Сброшенный корсет (Кубелка) - страница 4

Мои манеры постоянно шлифовались: «Минка! Немедленно убери локти со стола! И больше никогда так не делай! Мерси! Говорить следует только тогда, когда тебя спрашивают. Зевать в обществе не принято. И никогда не чешись! Только если ты совсем одна. Ты же не обезьянка, не так ли, сокровище мое?»

Слово Эрмины для меня закон. Она знала большой свет. Знала, что для меня хорошо, а что плохо. Я слепо доверяла ей, она всегда была права. Да, с той поры, как я научилась думать, она ни разу не ошиблась.

Как я уже говорила, отец держался от меня в стороне.

Все изменилось, когда на свет появился мой брат Альбрехт. Наконец-то сын! С этой секунды я стала «благородной фройляйн». И отец принял мое существование к сведению. Но — только для того, чтобы видеть мои недостатки. То вдруг я оказывалась гордячкой: «Она что, думает, что лучше всех?», то меня обвиняли в тщеславии: «Только и крутится перед зеркалом, а сама страшней ночи». Я всегда стояла на его пути. Всюду. Меня просто было слишком много в доме. Так шли годы, я перестала понимать мир. Все теряло свой смысл. Зачем он велел воспитывать меня как благородную девицу? Затем лишь, чтобы попрекать в желании казаться «лучше других»?

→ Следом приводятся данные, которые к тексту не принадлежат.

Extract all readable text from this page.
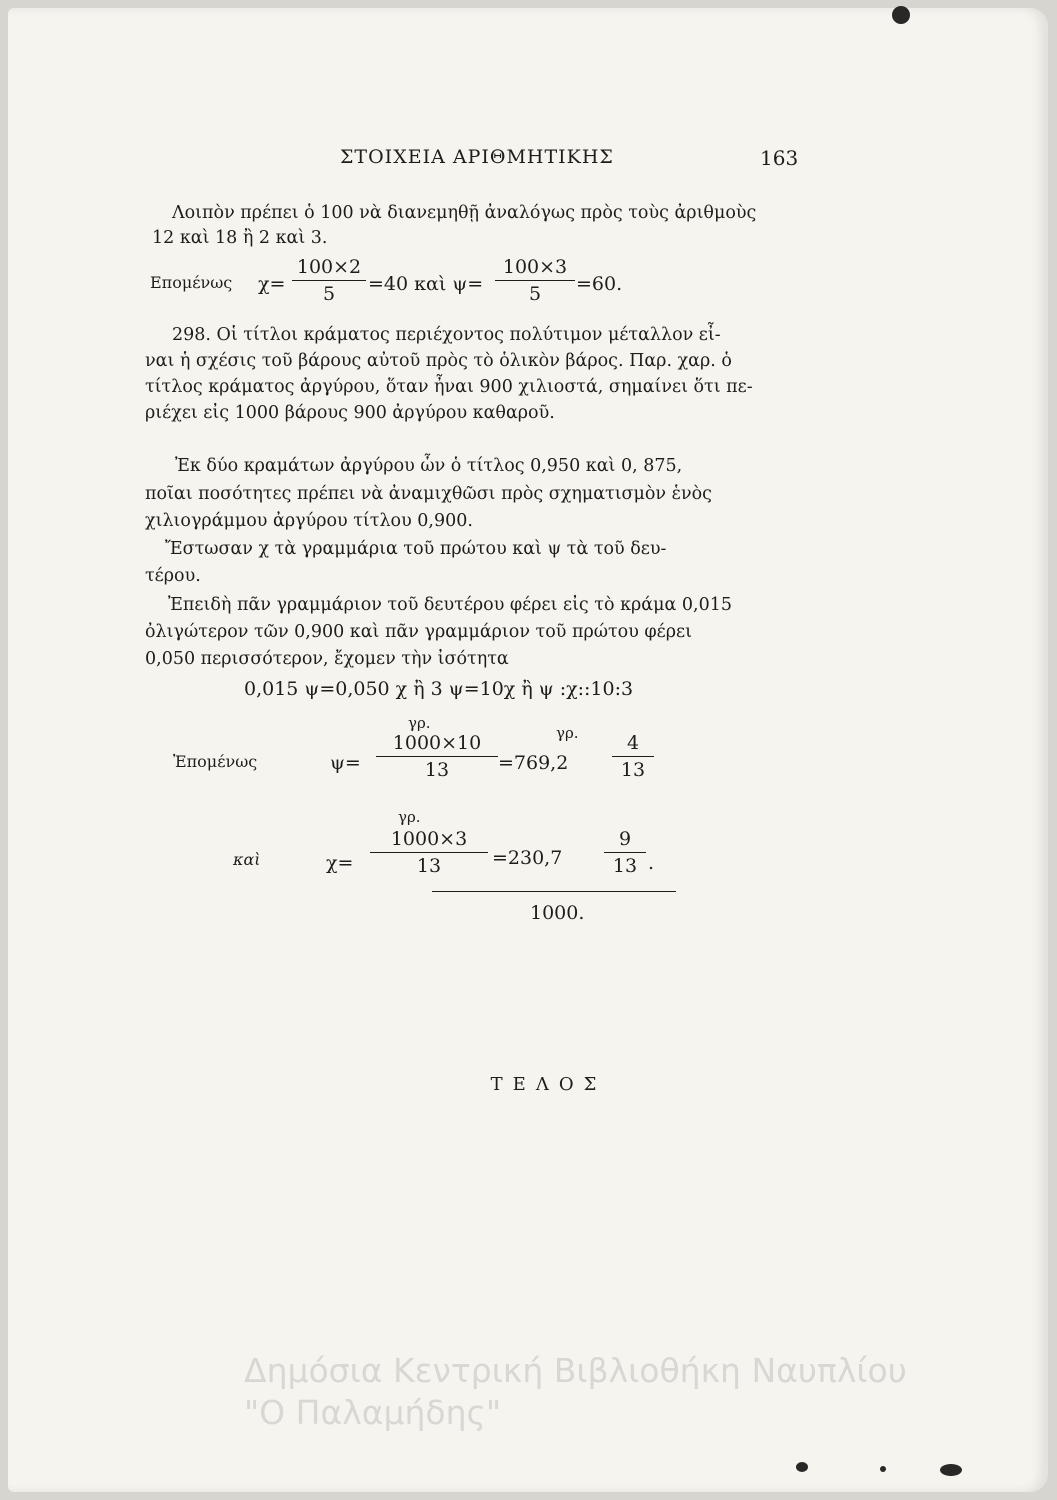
ΣΤΟΙΧΕΙΑ ΑΡΙΘΜΗΤΙΚΗΣ	163
Λοιπὸν πρέπει ὁ 100 νὰ διανεμηθῇ ἀναλόγως πρὸς τοὺς ἀριθμοὺς
12 καὶ 18 ἢ 2 καὶ 3.
Επομένως χ=
100×2
5	=40 καὶ ψ=
100×3
5	=60.
298. Οἱ τίτλοι κράματος περιέχοντος πολύτιμον μέταλλον εἶ-
ναι ἡ σχέσις τοῦ βάρους αὐτοῦ πρὸς τὸ ὁλικὸν βάρος. Παρ. χαρ. ὁ
τίτλος κράματος ἀργύρου, ὅταν ἦναι 900 χιλιοστά, σημαίνει ὅτι πε-
ριέχει εἰς 1000 βάρους 900 ἀργύρου καθαροῦ.
Ἐκ δύο κραμάτων ἀργύρου ὧν ὁ τίτλος 0,950 καὶ 0, 875,
ποῖαι ποσότητες πρέπει νὰ ἀναμιχθῶσι πρὸς σχηματισμὸν ἑνὸς
χιλιογράμμου ἀργύρου τίτλου 0,900.
Ἔστωσαν χ τὰ γραμμάρια τοῦ πρώτου καὶ ψ τὰ τοῦ δευ-
τέρου.
Ἐπειδὴ πᾶν γραμμάριον τοῦ δευτέρου φέρει εἰς τὸ κράμα 0,015
ὀλιγώτερον τῶν 0,900 καὶ πᾶν γραμμάριον τοῦ πρώτου φέρει
0,050 περισσότερον, ἔχομεν τὴν ἰσότητα
0,015 ψ=0,050 χ ἢ 3 ψ=10χ ἢ ψ :χ::10:3
Ἐπομένως
γρ.
ψ=
1000×10
13
γρ.
=769,2
4
13
καὶ
γρ.
χ=
1000×3
13	=230,7
9
13 .
1000.
ΤΕΛΟΣ
Δημόσια Κεντρική Βιβλιοθήκη Ναυπλίου
"Ο Παλαμήδης"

А ведь он был хозяином в доме и мог в любой момент все изменить. Например, уволить Эрмину. Почему же он не делал этого? Но самое удивительное — он боялся Эрмину. Она даже спала в своей собственной комнате, что для гувернантки по тем временам было неслыханной роскошью. Гувернантки всегда спали в детской, а Эрмина — нет. Матушка моя тоже испытывала к маленькой Фришенбах огромное уважение. Словом, положение Эрмины в доме моих родителей было особым. Только вот почему? Я часто спрашивала себя об этом. Почему?

Разумеется, Эрмина была благородного происхождения. Но этого мало. У нее ведь не было состояния, своего дома, замка. Фамильное имущество унаследовал ее брат Фриц. А отец мой ценил деньги. Ему импонировали только богатые люди. Власть Эрмины имела иные причины. Я ломала себе голову, но все равно не могла найти разгадку.

В день моего пятнадцатилетия ситуация обострилась. Вечером начался снегопад, и я уже лежала в постели, когда отец неожиданно вошел в мою комнату, чего никогда не, бывало, ни разу за всю мою жизнь. Вид у него был престранный: соломенные волосы под сеткой (уже завитые и уложенные для завтрашнего городского бала), светлые усы прижаты белой повязкой, туго стянутой на затылке, в руке красный ночник, отбрасывающий причудливые тени на потолке. Вдобавок ко всему красные лоснящиеся щеки, водянисто-голубые глаза навыкате, коренастая фигура — он был похож на мопса в наморднике, и тут уж ничто не могло помочь, даже элегантный коричневый бархатный халат не придавал ему изысканности. К тому же, от него сильно пахло табаком, а приблизившись ко мне, он стал озираться по сторонам, словно что-то искал. Потом пододвинул стул и сел возле кровати.